If it is found that President is not in a position to resume his function because of illness or absence or if the office of the president fell vacant in the event of his final exit (death) and if such situation occurs in after the dissolution of parliament or after the formation of non-party, neutral CTG in that case speaker shall assume the office of the president as become chief advisor of non-party, neutral CTG.

Needles to say that a member of parliament with a high political profile and position in a party is usually nominated by his party for a race to the office of the Speaker Constitutionally, MPs belonging to Majority Party or Majority Coalition in parliament elect speaker and Deputy Speaker. He may be elected unopposed Provided Main Opposition or Oppositions in Parliament jointly supports him or abstains front setting a candidate for a race against him ; otherwise he has to be elected facing a “Division Vote” in Parliament.

Office of the Speaker is subject to election pursuant to article of the constitution and truly speaking, speaker, like UK even India, short of influence of the ruling party and its prime minister in particular, is still on trial in Bangladesh where parliamentary democracy is yet to embrace a take off stage.

Opposition in the 5th parliament Awami league, Jatiya Party and Jamaat vehemently criticized speaker Sheikh Razzak Ali, a senior politician and leader of BNP, for his alleged partisan role for the ruling BNP ignoring their voices.

Oppositions in the 7th parliament BNP, JP and Jamaat have similarly become critical of speaker Humayun Rashid Chowdhury, a bureaucrat turned politician and leader of Awami League, terming him the speaker of the ruling Awami League not of Parliament comprising 330 members of Parliament of ruling and opposition parties.

Again the same question of contradictions with article 58C7 (19) (b) (c) (d) arises in a more acute and extended form.

Article 58C (11) that states: “The Chief Adviser shall have the status, and shall be entitled to the remuneration and privileges, of a Prime Minister, and an Adviser shall have the status, and shall be entitled to the remuneration and privileges, of a Minister” is a confirmation to the remuneration that non-party, neutral government was modeled after the sprit of parliamentary system of government.
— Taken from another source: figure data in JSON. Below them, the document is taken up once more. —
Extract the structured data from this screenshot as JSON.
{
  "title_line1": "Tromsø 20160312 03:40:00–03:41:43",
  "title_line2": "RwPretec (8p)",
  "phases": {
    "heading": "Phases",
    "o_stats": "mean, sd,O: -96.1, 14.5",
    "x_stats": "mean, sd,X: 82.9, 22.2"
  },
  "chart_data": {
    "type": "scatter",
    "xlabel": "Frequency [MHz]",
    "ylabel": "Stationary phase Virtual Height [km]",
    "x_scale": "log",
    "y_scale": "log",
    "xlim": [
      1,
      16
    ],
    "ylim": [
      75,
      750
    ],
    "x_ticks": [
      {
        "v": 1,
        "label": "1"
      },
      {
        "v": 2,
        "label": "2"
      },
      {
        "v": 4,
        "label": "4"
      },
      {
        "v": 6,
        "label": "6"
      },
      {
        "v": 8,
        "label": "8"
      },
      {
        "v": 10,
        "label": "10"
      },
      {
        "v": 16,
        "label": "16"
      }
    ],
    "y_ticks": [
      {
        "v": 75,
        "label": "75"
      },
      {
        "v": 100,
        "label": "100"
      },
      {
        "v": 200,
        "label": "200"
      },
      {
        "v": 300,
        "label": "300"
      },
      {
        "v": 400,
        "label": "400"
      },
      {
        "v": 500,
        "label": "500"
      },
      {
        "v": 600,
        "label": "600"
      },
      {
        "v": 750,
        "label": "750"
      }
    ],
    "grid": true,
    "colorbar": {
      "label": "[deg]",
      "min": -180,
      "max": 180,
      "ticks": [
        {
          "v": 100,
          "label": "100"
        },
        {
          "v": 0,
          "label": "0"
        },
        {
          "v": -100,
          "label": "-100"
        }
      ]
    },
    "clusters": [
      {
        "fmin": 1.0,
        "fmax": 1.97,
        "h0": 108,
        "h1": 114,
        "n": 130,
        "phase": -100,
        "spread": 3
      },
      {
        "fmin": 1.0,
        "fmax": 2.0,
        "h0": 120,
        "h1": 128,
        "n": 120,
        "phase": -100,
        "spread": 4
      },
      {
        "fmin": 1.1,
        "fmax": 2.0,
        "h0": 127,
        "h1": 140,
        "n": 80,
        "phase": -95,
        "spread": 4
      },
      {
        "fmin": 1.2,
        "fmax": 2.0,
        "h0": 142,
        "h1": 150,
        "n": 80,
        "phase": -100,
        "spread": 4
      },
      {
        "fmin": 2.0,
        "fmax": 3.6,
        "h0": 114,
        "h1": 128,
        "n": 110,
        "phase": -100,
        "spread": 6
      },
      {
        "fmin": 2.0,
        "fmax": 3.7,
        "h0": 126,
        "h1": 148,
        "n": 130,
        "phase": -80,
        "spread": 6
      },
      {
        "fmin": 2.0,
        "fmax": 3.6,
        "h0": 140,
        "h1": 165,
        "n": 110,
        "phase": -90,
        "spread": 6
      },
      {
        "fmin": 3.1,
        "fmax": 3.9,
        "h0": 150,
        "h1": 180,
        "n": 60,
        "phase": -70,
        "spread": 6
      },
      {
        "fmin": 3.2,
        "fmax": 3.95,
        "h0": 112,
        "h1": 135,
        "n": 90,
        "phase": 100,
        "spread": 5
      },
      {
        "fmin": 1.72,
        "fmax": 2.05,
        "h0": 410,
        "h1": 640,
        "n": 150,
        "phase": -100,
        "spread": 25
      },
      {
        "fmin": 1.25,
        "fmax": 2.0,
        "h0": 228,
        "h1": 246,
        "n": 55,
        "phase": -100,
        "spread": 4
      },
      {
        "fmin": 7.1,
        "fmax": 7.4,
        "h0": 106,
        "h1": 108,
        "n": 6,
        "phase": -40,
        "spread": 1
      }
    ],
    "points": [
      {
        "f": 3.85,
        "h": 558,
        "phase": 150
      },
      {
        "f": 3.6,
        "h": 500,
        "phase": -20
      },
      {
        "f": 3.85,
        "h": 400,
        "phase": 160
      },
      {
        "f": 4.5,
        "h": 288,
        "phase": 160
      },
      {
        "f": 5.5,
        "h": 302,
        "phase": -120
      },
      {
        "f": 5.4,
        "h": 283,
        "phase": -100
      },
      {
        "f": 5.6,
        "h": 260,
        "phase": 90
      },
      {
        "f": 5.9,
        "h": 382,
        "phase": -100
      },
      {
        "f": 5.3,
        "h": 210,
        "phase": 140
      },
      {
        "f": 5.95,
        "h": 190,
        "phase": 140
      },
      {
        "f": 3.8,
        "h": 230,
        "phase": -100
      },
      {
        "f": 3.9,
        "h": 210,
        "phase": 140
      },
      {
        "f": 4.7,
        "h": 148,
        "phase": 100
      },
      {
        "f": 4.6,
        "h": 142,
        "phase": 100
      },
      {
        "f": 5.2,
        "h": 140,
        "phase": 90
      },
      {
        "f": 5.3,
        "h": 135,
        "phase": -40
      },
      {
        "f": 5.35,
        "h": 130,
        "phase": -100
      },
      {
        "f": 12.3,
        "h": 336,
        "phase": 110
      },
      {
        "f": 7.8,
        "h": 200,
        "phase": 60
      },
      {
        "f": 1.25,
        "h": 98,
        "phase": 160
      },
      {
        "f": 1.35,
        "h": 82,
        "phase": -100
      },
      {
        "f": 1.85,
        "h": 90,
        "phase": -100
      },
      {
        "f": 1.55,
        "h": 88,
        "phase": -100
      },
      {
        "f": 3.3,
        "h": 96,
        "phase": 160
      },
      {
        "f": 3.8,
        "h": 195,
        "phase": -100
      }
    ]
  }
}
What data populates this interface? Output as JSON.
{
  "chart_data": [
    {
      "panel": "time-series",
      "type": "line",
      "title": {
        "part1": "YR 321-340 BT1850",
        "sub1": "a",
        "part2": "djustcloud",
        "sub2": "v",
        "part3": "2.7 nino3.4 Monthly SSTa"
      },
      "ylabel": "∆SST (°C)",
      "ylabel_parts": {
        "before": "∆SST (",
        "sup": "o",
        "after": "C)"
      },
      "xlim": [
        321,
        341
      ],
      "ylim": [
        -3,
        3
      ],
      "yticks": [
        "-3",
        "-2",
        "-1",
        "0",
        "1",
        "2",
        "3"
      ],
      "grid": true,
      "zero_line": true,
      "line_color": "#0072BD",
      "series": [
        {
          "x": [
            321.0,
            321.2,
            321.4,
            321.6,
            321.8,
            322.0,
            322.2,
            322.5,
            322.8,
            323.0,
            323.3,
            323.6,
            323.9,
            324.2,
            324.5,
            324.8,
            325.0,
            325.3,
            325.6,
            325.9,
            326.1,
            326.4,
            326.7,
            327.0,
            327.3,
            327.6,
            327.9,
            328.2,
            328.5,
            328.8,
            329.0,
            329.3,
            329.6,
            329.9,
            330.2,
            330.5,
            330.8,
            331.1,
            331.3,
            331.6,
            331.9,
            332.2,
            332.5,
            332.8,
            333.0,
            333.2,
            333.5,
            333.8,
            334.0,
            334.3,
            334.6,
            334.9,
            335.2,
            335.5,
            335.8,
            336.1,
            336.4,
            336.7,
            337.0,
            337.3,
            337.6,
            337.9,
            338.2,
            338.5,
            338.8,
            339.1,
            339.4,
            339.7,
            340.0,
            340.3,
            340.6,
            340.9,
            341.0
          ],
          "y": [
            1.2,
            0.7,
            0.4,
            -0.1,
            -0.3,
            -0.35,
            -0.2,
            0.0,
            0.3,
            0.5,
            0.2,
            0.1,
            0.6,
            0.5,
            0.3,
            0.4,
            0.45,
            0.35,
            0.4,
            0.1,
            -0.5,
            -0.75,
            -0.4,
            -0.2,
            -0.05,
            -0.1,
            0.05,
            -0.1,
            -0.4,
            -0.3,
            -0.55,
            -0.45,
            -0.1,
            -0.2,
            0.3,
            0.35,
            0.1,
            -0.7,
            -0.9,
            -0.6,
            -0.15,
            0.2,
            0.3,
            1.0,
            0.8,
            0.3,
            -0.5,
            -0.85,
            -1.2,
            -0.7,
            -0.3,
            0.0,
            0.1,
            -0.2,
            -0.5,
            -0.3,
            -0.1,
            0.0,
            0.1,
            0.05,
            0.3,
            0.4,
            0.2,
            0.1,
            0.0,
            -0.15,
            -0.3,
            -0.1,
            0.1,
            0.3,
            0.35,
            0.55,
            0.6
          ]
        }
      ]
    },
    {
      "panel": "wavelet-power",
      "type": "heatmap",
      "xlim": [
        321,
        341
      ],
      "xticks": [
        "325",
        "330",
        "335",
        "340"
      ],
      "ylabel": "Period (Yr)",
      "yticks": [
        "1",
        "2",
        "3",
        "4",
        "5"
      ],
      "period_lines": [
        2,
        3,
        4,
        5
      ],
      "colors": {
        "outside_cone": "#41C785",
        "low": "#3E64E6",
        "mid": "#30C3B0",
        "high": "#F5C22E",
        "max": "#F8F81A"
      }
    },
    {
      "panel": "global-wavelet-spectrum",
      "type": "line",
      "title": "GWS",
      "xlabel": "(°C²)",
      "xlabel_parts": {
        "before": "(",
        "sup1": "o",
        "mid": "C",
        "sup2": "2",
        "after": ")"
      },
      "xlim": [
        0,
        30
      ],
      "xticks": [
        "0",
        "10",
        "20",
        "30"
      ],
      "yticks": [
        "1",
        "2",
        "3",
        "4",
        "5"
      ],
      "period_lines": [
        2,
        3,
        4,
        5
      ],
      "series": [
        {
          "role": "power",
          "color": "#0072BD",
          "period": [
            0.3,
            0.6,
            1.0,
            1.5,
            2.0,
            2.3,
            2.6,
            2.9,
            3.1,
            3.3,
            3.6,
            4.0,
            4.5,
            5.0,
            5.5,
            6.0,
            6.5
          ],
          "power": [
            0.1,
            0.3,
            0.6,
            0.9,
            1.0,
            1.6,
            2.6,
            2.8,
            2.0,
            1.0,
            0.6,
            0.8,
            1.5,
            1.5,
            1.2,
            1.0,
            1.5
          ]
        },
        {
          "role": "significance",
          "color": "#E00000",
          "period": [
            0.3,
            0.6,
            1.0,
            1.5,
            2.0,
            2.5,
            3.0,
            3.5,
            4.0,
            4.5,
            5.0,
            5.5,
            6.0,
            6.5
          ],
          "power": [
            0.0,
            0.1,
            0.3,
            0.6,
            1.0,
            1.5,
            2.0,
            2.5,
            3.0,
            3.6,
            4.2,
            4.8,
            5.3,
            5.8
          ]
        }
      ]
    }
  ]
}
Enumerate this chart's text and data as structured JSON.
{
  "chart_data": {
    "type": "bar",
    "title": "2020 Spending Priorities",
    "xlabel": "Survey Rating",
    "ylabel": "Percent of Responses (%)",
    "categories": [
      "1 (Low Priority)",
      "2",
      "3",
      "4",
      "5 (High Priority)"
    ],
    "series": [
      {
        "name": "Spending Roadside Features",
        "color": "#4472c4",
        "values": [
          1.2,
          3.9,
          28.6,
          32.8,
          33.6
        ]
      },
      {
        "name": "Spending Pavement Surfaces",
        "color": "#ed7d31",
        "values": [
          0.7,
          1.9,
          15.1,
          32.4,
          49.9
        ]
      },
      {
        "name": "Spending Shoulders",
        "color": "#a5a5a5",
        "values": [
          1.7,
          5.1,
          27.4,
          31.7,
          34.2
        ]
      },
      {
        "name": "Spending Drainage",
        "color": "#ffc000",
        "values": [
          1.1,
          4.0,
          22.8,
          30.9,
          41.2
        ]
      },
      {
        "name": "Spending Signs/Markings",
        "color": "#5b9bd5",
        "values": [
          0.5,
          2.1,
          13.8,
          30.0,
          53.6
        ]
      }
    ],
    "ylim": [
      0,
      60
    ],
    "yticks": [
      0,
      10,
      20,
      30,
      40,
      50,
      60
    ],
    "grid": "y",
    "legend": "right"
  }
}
It is on record in history that BNP lawmakers in the 6Th Parliament, widely called parliament of voter less elections, did not invest enough time behind the 13th amendment; it was drafted, placed in parliament and passed in a haste in the face of the climax of the 24-month long stand-off that virtually brought the country to a point of ruination. The spirit and concept of non-party, neutral Care taker Government must be maintained, defended, ensured under any circumstances as it has not come out of a vacuum rather it has a long background of emergence.

Therefore, against the backdrop of the inoperativeness of article 58C (1), (2), (3), (4), (5) when the article 58C (6) shall get constitutional scope to become functional, ironically enough what shall have its immediate impact on the political scenario in the country cannot now be undermined or set aside, of course keeping the coming elections to the 8th parliament in the right perspective. Now the logical question is why should the nation afford article 58C (6) at the expense of the concept and basis of non-party, neutral care taker government?

So the recommendations are:

1. Let the texts of the article 58C (6) be replaced by “if the provisions of clauses (3), (4) and (5) cannot be given effect to, the sitting Chief Justice of Bangladesh shall assume the office of the Chief Adviser of the Non-party Caretaker Government.” In this connection 11th amendment to the Constitution shall be a guide.

2. It is better to drop article 58C (5).